Business

How much more does the CEO make? You may find out

CEOs make a lot more than the average working Joe or Jane. And in the near future, Americans will find out how big the disparity actually is within publicly traded companies.

Federal regulators, under mandate from a 2010 law that reshaped regulation after the financial crisis, will require companies to reveal the extent of their own pay gaps.

The Securities and Exchange Commission is scheduled to vote Wednesday to formally adopt the rule, which will compel public companies to disclose the ratio between their chief executives' annual compensation and median employee pay.

Public reporting of the gap is unlikely to result in a rush to cut executives' pay packages or boost employee salaries.
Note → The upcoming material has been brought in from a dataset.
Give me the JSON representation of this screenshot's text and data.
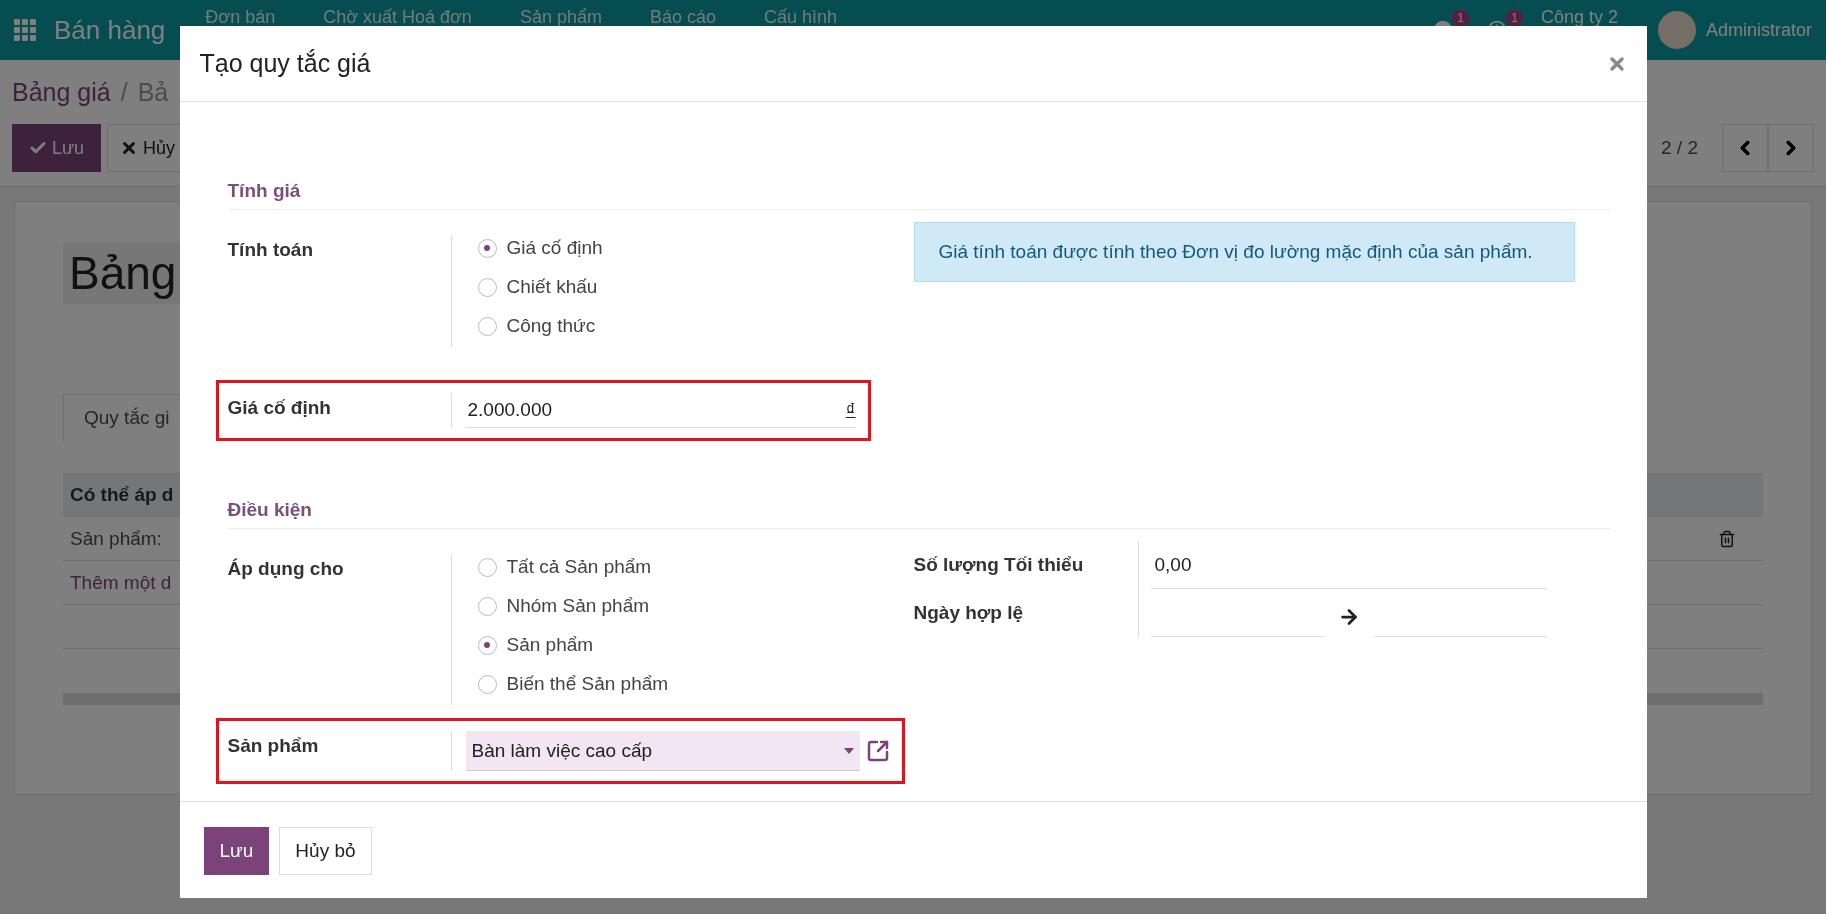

The numbers could pack a symbolic punch, though, and nudge company directors as watchdogs to push back on executives' excess, supporters of disclosure say.

The issue of executive compensation took on greater urgency in the wake of the 2008 financial crisis. Outsize pay packages — often tied to the company's stock price — were blamed for encouraging disastrous risk-taking and short-term gain at the expense of long-term performance.

Although a handful of U.S. companies currently disclose the ratio of CEO compensation to rank-and-file worker's pay, they don't calculate it the way the SEC is requiring, according to an analysis by the law firm Simpson Thacher & Bartlett.

It won't be known until the SEC acts how soon the new information would start showing up in companies' financial reports.

The vote at the public meeting is likely to split the five-member SEC along partisan lines, as it did when the rule was proposed in September 2013. The two Republican commissioners, Daniel Gallagher and Michael Piwowar, at the time called it a shaming exercise and political showmanship.

Business interests such as the U.S. Chamber of Commerce have lobbied against the requirement, saying it will be costly and time-consuming for companies to gather the information.

On the other side, investor advocates, shareholder groups and union pension funds have pushed for reporting of the CEO-employee pay gap. They say the gulf has widened about ten-fold since 1950. Moreover, fat pay packages for executives don't necessarily track with strong financial performance by the company, critics say.

During the nearly two years since the SEC first proposed the rule and sent it out for public comment, pay packages for CEOs grew for the fifth straight year in 2014. Median compensation for the heads of Standard & Poor’s 500 companies rose to a record $10.6 million.

Meanwhile, the average annual salary for U.S. employees was $47,230 in 2014, according to the Labor Department. The average salary differs from the median in the SEC's rule — the median is the salary point at which half the company's employees earn more and half earn less.